L’Aïd «essaghir», autrement dit le petit Aïd, c’était avant-hier. On a achète de nouveaux habits aux enfants, on a changé le menu, on a préparé les gâteaux, on a rendu visite pour «lmeghafra», on a pardonné à ceux qui nous ont offensés, comme ils nous ont pardonné nos offenses. L’Aïd, c’est un peu cérémonieux, c’est beaucoup solennel et c’est un tant soit peu protocolaire, ce qui veut dire que c’est l’occasion où l’on exhibe sa richesse comme sa pauvreté, son opulence comme son indigence et on fête, comme l’on peut, cet événement. On se réjouit comme on s’y est habitué et puis, on rencontre des tronches d’enterrement, tristes, la figure défaite, la mine en berne.

Ce n’est pas la fête pour eux et toutes les occasions sont bonnes pour faire l’impasse à ces réjouissances. La raison, c’est que l’on soit nécessiteux ou que l’on ait perdu quelqu’un de cher, ou encore qu’on ait reçu une tuile sur la tête, nonobstant la joie des autres, il reste de marbre, froid, tendu, en cette occasion pourtant bénie. Il n’y a pas de motif pour qu’il reste ainsi, en se morfondant comme si le monde s’est écroulé sur lui, emportant avec lui veaux, poules et cochons. Rien ne peut résister aux malheurs, ni les allégresses feintes, ni les jubilations fausses, ni les manifestations surannées pour faire semblant qu’on est heureux. Quel que soit le jour de l’Aïd, il fut là au bon moment, le jour attendu, pour être fêté comme il se doit.

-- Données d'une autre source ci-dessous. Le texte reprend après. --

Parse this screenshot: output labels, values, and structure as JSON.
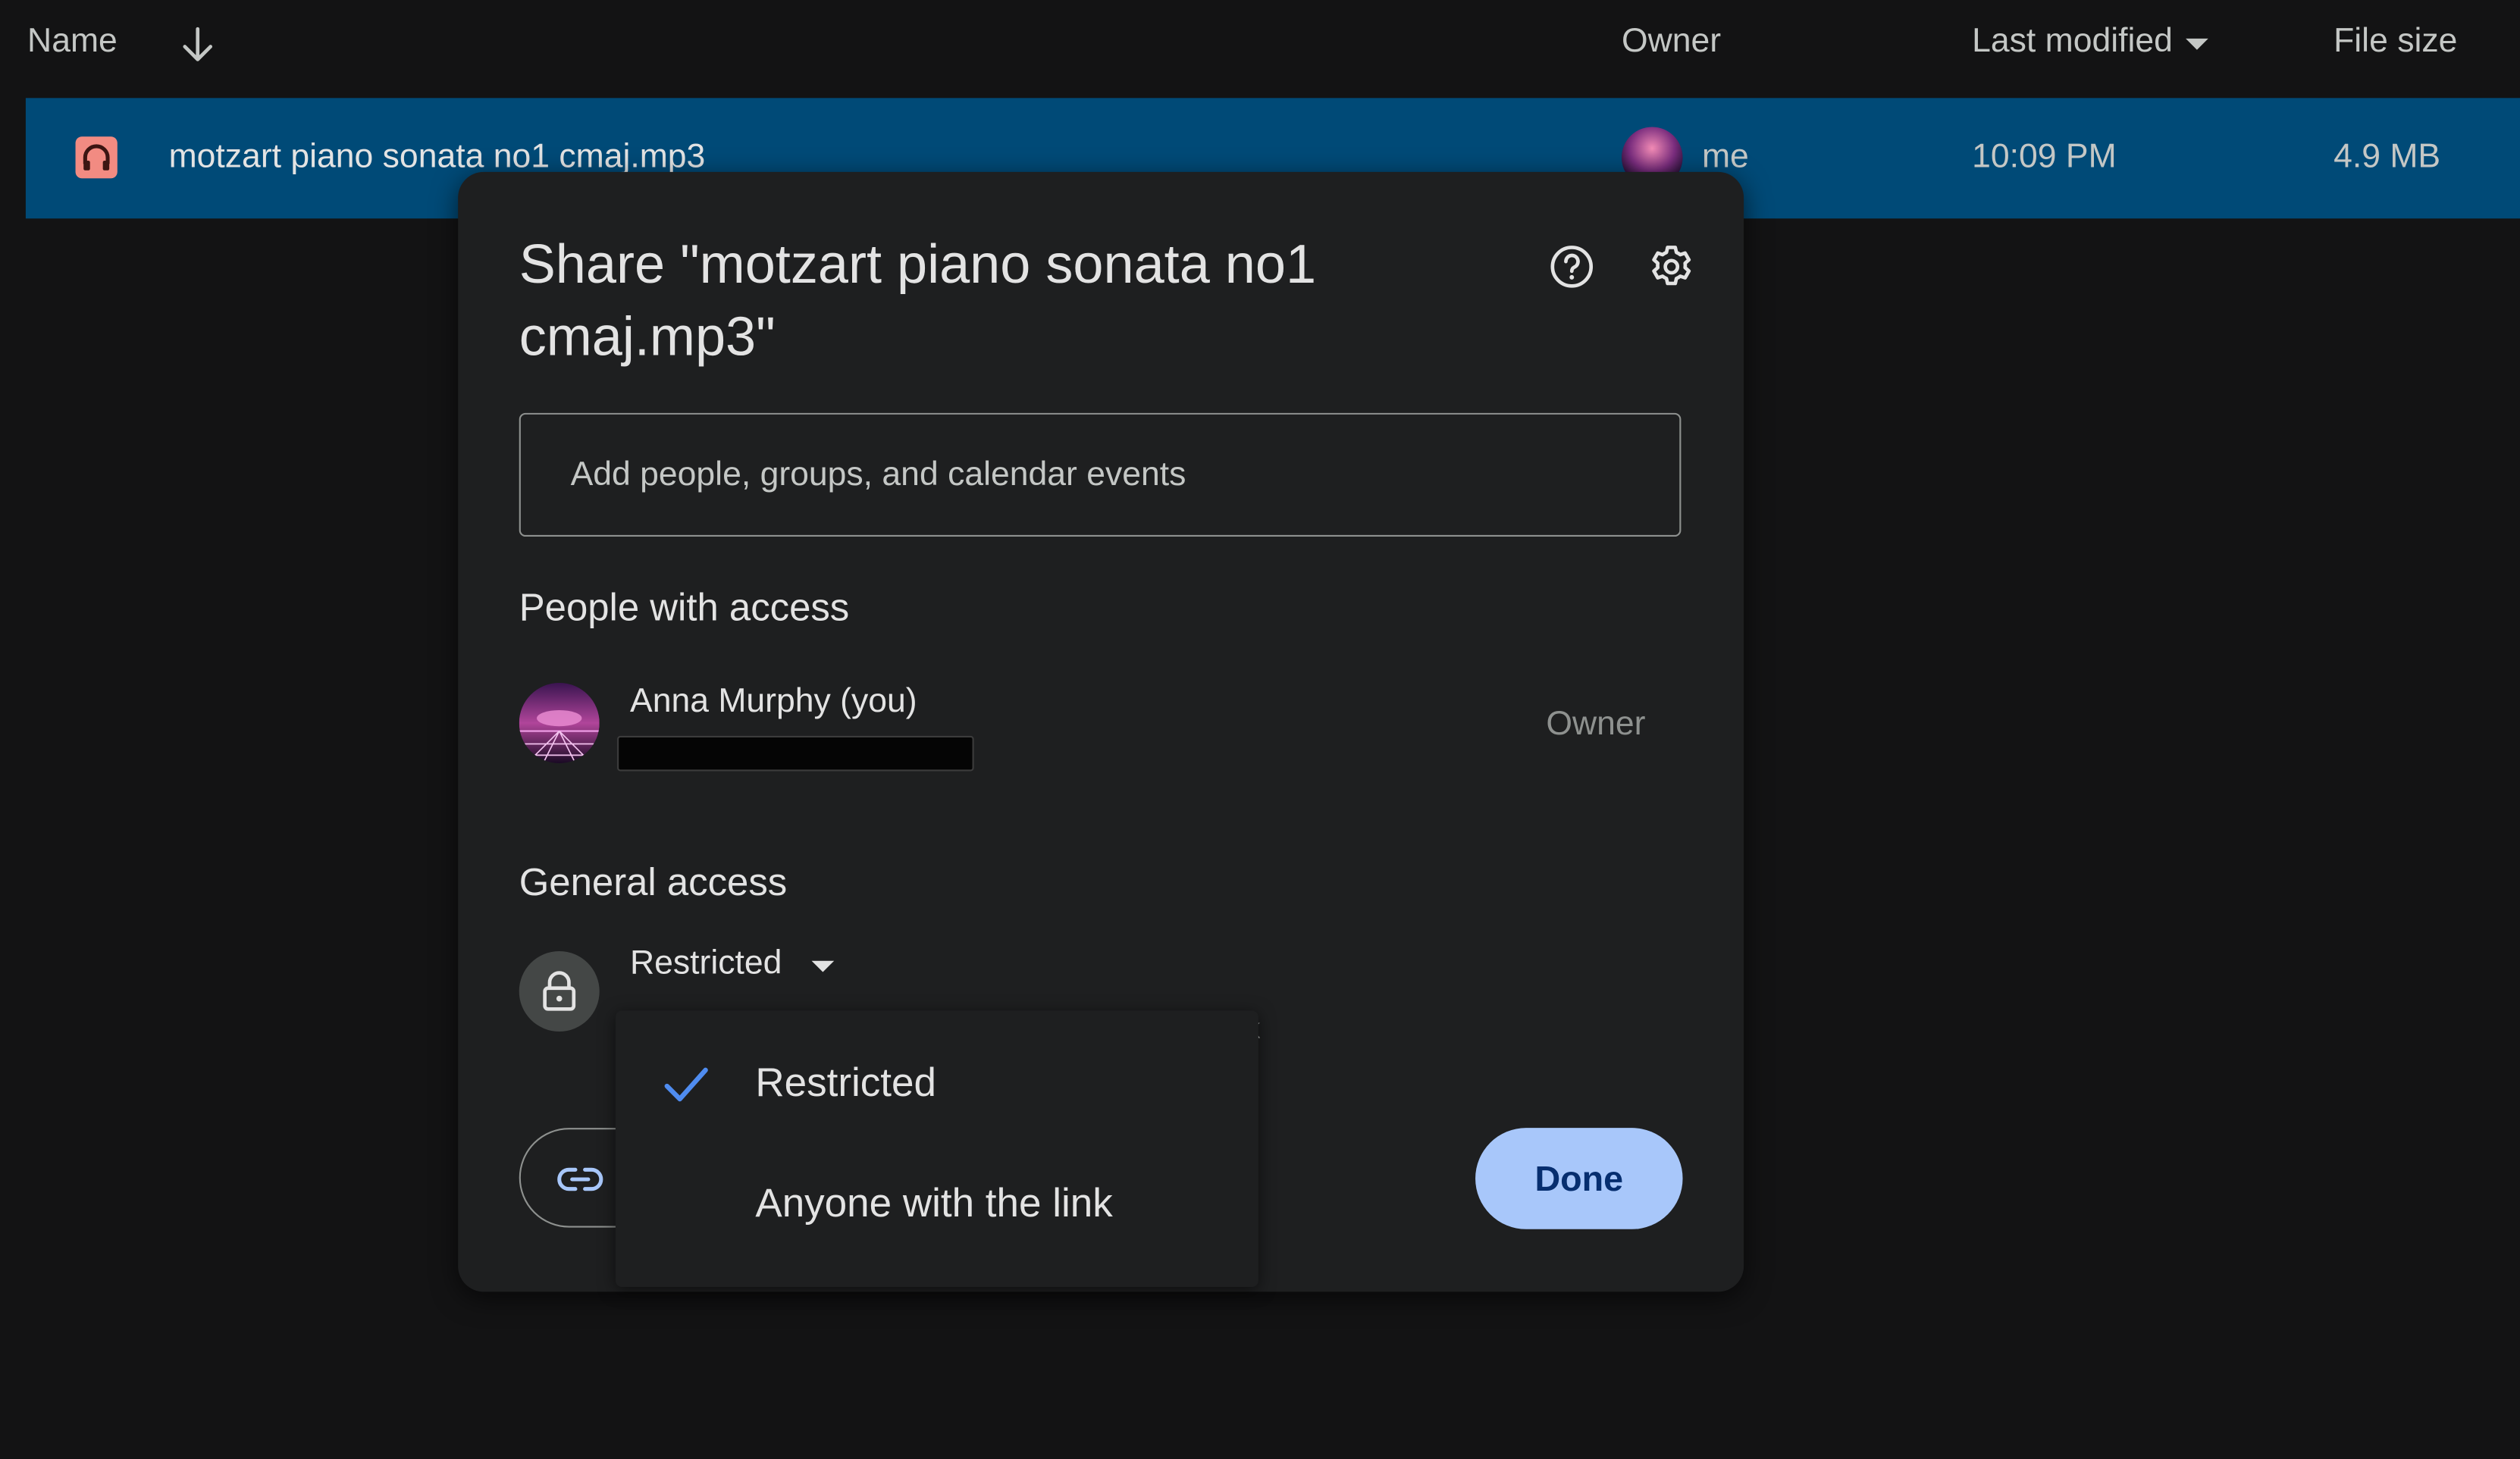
{
  "file_list": {
    "columns": {
      "name": "Name",
      "owner": "Owner",
      "last_modified": "Last modified",
      "file_size": "File size"
    },
    "rows": [
      {
        "icon": "audio-file-icon",
        "name": "motzart piano sonata no1 cmaj.mp3",
        "owner": "me",
        "last_modified": "10:09 PM",
        "file_size": "4.9 MB"
      }
    ]
  },
  "share_dialog": {
    "title": "Share \"motzart piano sonata no1 cmaj.mp3\"",
    "add_people_placeholder": "Add people, groups, and calendar events",
    "people_heading": "People with access",
    "people": [
      {
        "name": "Anna Murphy (you)",
        "role": "Owner"
      }
    ],
    "general_heading": "General access",
    "general_access_value": "Restricted",
    "behind_menu_text": "k",
    "done_label": "Done",
    "menu": {
      "options": [
        "Restricted",
        "Anyone with the link"
      ],
      "selected": "Restricted"
    }
  },
  "colors": {
    "background": "#131314",
    "dialog": "#1e1f20",
    "selected_row": "#004a77",
    "accent": "#a8c7fa",
    "check": "#4f8cf0",
    "audio_icon": "#f28b82"
  }
}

Du reste, quel que soit ce jour de prière, de ferveur, de recueillement, il ne semble pas recueillir, pour la vie et la mort, l’impossible converti en toute religion et en toute foi. Ne rendre ni illusion, ni chimère, ni leurre continue jusqu’à l’instant de rendre son souffle à l’orée des nuages lourds, qui promettent monts et merveilles. On se croit bien portant et pourtant rien de cela, n’en déplaise aux illusionnistes qui font semblant d’atteindre sans toucher le cœur des réjouissances décontenancées. Suprême, la seule grande occasion d’ersatz de joyeuseté et de semblant de tout règne.

S. A. H.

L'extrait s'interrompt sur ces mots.